PANEL 14 – From Taijiquan to Mindfulness and back again
Giles N Yeates & Tamara A Russell
Beyond Mindfulness: Introducing constructs and practices from Chinese Martial Arts into Western healthcare
Mindfulness meditation has become a widespread and influential set of concepts and practices within Western healthcare, education and neuroscientific communities. However there are several limitations emergent in the rapid transition from the heterogeneous Buddhist spiritual and cultural context of origin, to secular set of techniques in the West. Perspectives on these limitations are shared in this presentation from two clinicians who are also martial artists working with enduring complex physical and mental health problems in the UK’s NHS. Firstly the progressive disembodiment of mindfulness practices during their secularisation as psychotherapy techniques is explored, resulting in the restricted access/benefit of now predominantly sitting meditation practices to those with complex health conditions. A programme that uses Chinese martial arts movements, breathing practices and sequences to improve the accessibility of mindfulness concepts and benefits to these groups will be described. Secondly, the over-extension of mindfulness to many therapeutic mind-body practices within the Western lens is reflected upon, alongside the progressive loss of the original cultural and spiritual contexts of practices such as Tai Ji during their incorporation into Western healthcare. It is argued that these trends have inadvertently masked the unique applied potential of other ancient Eastern spiritual traditions. The Daoist concepts and practices of Flow (famously evangelised by Bruce Lee) and Neidan within Chinese internal martial arts will be shared as an example, together with their planned application within UK stroke rehabilitation.

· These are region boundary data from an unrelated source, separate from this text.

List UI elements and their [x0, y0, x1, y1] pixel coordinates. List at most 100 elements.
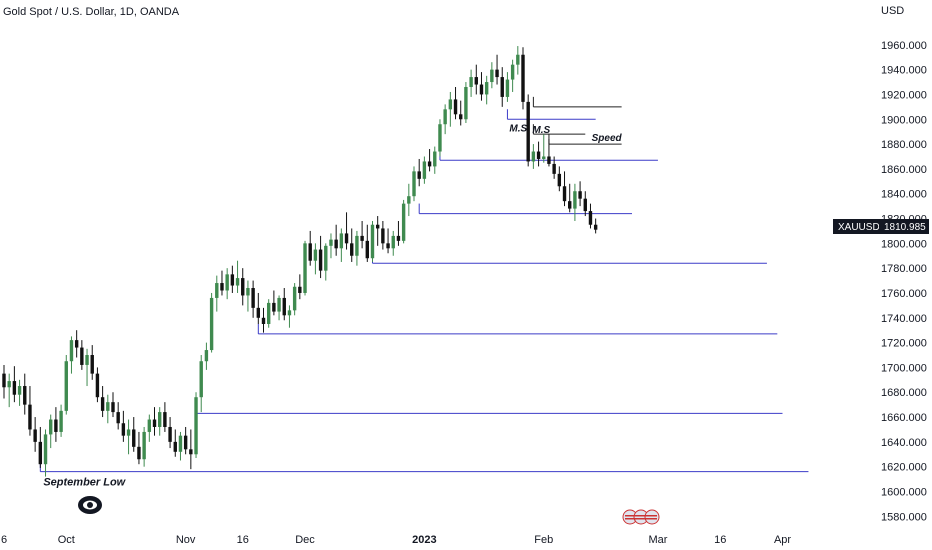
candle-body — [417, 171, 421, 179]
badge-price: 1810.985 — [884, 222, 926, 233]
candle-body — [132, 429, 136, 447]
candle-body — [168, 426, 172, 442]
candle-body — [204, 350, 209, 362]
candle-body — [230, 274, 235, 286]
axes: USD 1580.000 1600.000 1620.000 1640.000 1660… — [1, 5, 927, 546]
candle-body — [152, 419, 157, 427]
candle-body — [64, 361, 68, 411]
candle-body — [261, 317, 266, 324]
candle-body — [147, 419, 152, 432]
horizontal-levels — [39, 96, 809, 473]
y-tick-label: 1660.000 — [881, 412, 927, 424]
x-tick-label: 16 — [237, 534, 249, 546]
candle-body — [396, 235, 401, 241]
x-tick-label: 16 — [714, 534, 726, 546]
candle-body — [246, 288, 250, 296]
candle-body — [189, 449, 193, 455]
y-tick-label: 1860.000 — [881, 164, 927, 176]
y-tick-label: 1580.000 — [881, 511, 927, 523]
candle-body — [17, 386, 22, 395]
candle-body — [443, 109, 447, 125]
candle-body — [318, 249, 323, 271]
candle-body — [292, 286, 297, 311]
y-tick-label: 1640.000 — [881, 437, 927, 449]
candle-body — [375, 224, 380, 229]
candle-body — [412, 171, 416, 197]
x-tick-label: Feb — [534, 534, 553, 546]
candle-body — [80, 347, 84, 365]
level-annotation: M.S — [509, 123, 527, 134]
candle-body — [38, 441, 43, 465]
candle-body — [479, 84, 484, 95]
candle-body — [308, 243, 312, 261]
candle-body — [490, 69, 494, 83]
candle-body — [209, 297, 214, 351]
candle-body — [282, 297, 286, 316]
candle-body — [220, 283, 224, 291]
candle-body — [183, 435, 188, 450]
candle-body — [116, 412, 120, 424]
y-tick-label: 1620.000 — [881, 462, 927, 474]
badge-symbol-bg — [833, 219, 879, 234]
candle-body — [588, 211, 593, 225]
candle-body — [106, 402, 110, 411]
candle-body — [303, 243, 307, 293]
y-tick-label: 1680.000 — [881, 387, 927, 399]
candle-body — [256, 307, 261, 318]
candle-body — [370, 224, 375, 259]
candle-body — [484, 82, 489, 95]
candle-body — [163, 412, 167, 427]
candle-body — [59, 410, 63, 432]
candle-body — [365, 240, 369, 259]
candle-body — [521, 54, 525, 102]
candle-body — [422, 161, 427, 179]
candle-body — [433, 151, 437, 167]
candle-body — [552, 163, 556, 174]
candle-body — [339, 233, 344, 249]
us-flag-events-icon[interactable] — [622, 509, 660, 525]
candle-body — [448, 99, 453, 110]
candle-body — [111, 402, 115, 413]
candle-body — [100, 397, 105, 411]
candle-body — [438, 124, 442, 152]
candle-body — [158, 412, 162, 427]
candle-body — [173, 441, 177, 452]
badge-symbol: XAUUSD — [838, 222, 880, 233]
candle-body — [54, 419, 58, 432]
eye-icon[interactable] — [78, 496, 102, 514]
candle-body — [194, 397, 198, 455]
candle-body — [126, 429, 131, 436]
candle-body — [334, 239, 338, 249]
candle-body — [215, 283, 219, 298]
x-tick-label: 2023 — [412, 534, 436, 546]
candle-body — [469, 77, 473, 88]
candle-body — [562, 186, 567, 202]
candle-body — [199, 361, 203, 398]
x-tick-label: Nov — [176, 534, 196, 546]
candle-body — [573, 191, 577, 209]
candle-body — [85, 355, 89, 365]
candle-body — [74, 340, 79, 348]
chart-title: Gold Spot / U.S. Dollar, 1D, OANDA — [3, 6, 180, 18]
candle-body — [510, 64, 515, 80]
candle-body — [531, 151, 536, 162]
y-tick-label: 1600.000 — [881, 486, 927, 498]
candle-body — [49, 419, 53, 435]
candle-body — [547, 156, 551, 164]
candle-body — [28, 404, 32, 430]
candle-body — [500, 77, 504, 97]
candle-body — [33, 429, 37, 442]
candle-body — [324, 245, 328, 271]
candle-body — [557, 173, 562, 187]
candle-body — [495, 69, 499, 78]
candle-body — [360, 235, 364, 241]
y-tick-label: 1720.000 — [881, 338, 927, 350]
candle-body — [381, 228, 385, 244]
candle-body — [2, 373, 6, 388]
candle-body — [329, 239, 333, 246]
candle-body — [401, 203, 406, 241]
candle-body — [225, 274, 229, 291]
candle-body — [272, 302, 276, 312]
x-tick-label: Oct — [58, 534, 75, 546]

Bodily Sense and Spiritually Sensibility: the practices of Tai Chi Quan in the UK
This research takes one of the primary contemporary icons of Chinese tradition – the popular practice of Tai Chi – and subjects its career in both China and the West, to a series of critical interrogations focusing on three main moments; the invention and (re)imagination of tradition, the practice’s migration from China to the West, and its translation by its English practitioners. Based on ethnography in the United Kingdom it explores the contending understandings of Tai Chi among its British practitioners, both teachers and students. It explores the ways in which British practitioners’ invention and translation of bodily sense such as rou (softness), xu (emptiness) and how these bodily senses shape the practitioners’ understanding tai chi quan as a spiritual discipline rather than martial arts.
Mark Langweiler & Stefanie Sachsenmaier
On Not Neglecting the Near for the Far: The Practice of Wu Style Tai Chi Chuan
Drawing on a range of perspectives, this contribution presents a discussion of some of the philosophical principles underlying the practice of Wu Style Tai Chi Chuan. Based on the Daoist concepts of ‘the constant within change’ and ‘movement within stillness’, Tai Chi Chuan can be understood as the physical embodiment of these principles. Relying on an analysis of the underlying anatomical structures, along with concepts of the theory of practice, the present discussion focuses on several aspects of the Wu Family archive with particular emphasis on the process of ‘practising of the self’ as a means to martial skill. As a martial art it is a training system in which the practitioner prepares for the continual relational changes that an opponent might present. Through discussion and the presentation of examples of selected forms, as well as pushing hands techniques, we seek to highlight the mental, emotional and physical components this state of ‘constant readiness within the changing martial parameters’ might involve.